Editor’s note: A previous version of this story erroneously stated that Southern Pride Catfish Co. is a subsidiary of American Seafoods Group; American Seafoods Group sold the catfish producer to Heartland Catfish Co. in 2008.
Four U.S. seafood suppliers are among the 12 companies identified by a workers’ rights organization trying to expose labor violations among Walmart suppliers.
After conducting a review of 18 Walmart suppliers that employ guest workers via the H-2B visa program, the National Guestworker Alliance (NGA) found that two-thirds were collectively cited for 644 federal safety, health, and wage and hour violations. The violations, however, date back many years.
Of the 12 Walmart suppliers, four are seafood suppliers. They are America’s Catch in Itta Bena, Miss., Aqua Farms Crawfish in Basile, La., Southern Pride Catfish Co. in Greensboro, Ala., and Trident Seafoods Corp. in Seattle.
Trident said in a statement released to the media that any attempt to tie it to a labor abuse scandal “is patently false” and that its “plant safety and human resource policies are among the best in the seafood industry.”
Released on Friday, the review comes on the heels of a Worker Rights Consortium investigation that found “systematic violations of labor law and grossly inhumane treatment” at C.J.’s Seafood in Breaux Bridge, La., which supplies crawfish to Walmart.
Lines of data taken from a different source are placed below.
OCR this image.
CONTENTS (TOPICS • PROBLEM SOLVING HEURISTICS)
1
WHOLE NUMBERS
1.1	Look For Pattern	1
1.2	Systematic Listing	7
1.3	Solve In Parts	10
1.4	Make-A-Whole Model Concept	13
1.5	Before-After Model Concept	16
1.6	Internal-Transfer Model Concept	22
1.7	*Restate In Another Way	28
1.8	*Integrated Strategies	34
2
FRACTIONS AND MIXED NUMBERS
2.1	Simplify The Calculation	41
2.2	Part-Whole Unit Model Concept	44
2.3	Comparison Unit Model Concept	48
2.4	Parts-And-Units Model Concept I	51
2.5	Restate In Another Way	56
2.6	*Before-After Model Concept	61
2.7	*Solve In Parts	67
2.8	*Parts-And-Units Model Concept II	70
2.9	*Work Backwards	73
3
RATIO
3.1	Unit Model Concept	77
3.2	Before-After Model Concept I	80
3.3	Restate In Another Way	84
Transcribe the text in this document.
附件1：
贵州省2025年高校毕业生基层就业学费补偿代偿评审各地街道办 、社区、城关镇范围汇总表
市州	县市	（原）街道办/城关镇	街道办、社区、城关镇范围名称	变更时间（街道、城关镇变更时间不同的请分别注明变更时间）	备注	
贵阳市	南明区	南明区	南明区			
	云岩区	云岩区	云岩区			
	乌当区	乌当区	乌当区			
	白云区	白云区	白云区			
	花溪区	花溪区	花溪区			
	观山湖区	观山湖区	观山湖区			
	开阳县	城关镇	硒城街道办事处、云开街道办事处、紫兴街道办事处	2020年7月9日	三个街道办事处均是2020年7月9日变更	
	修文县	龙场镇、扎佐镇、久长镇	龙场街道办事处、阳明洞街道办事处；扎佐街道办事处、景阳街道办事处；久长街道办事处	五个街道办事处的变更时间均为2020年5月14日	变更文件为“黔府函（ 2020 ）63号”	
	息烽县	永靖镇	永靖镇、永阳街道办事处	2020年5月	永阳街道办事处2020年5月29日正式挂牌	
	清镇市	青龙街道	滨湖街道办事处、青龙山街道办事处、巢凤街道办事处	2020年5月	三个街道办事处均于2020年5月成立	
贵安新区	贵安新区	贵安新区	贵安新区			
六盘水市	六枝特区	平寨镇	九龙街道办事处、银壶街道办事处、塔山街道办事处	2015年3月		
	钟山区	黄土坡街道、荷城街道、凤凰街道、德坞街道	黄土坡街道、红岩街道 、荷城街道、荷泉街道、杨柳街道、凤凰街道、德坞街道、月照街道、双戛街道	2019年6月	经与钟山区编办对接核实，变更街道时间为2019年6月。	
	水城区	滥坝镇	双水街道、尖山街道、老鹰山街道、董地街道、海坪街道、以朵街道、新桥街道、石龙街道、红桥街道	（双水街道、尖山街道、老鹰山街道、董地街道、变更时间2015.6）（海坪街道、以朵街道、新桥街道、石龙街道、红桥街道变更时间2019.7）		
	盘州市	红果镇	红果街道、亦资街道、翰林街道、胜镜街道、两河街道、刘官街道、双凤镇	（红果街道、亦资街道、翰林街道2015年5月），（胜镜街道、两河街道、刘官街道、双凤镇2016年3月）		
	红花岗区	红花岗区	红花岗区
The retailer, North America’s largest, has reportedly suspended doing business with the supplier.
A Change.org petition urging Walmart to stop buying seafood from C.J.’s Seafood had collected more than 145,000 signatures as of early Monday. One of the guest workers, Ana Rosa Diaz, accuses a C.J.’s Seafood manager of forcing guest workers to work up to 24 hours at a time with no overtime pay, among other things.
“The staggering number of federal labor violations we found at two-thirds of the U.S. Walmart suppliers we surveyed shows that Walmart is making no serious effort to enforce its own Standards for Suppliers,” said Saket Soni, NGA executive director, in a press release. “These violations are further proof that Walmart needs to enter into a productive dialogue with us and the C.J.’s Seafood guest workers to discuss real enforcement to end forced labor, and to shift to a business model that doesn’t rely on the exploitation of guest workers.”
Click here to download a PDF of the NGA review >
Based in New Orleans, the NGA was formed as the Alliance of Guestworkers after Hurricane Katrina in 2005.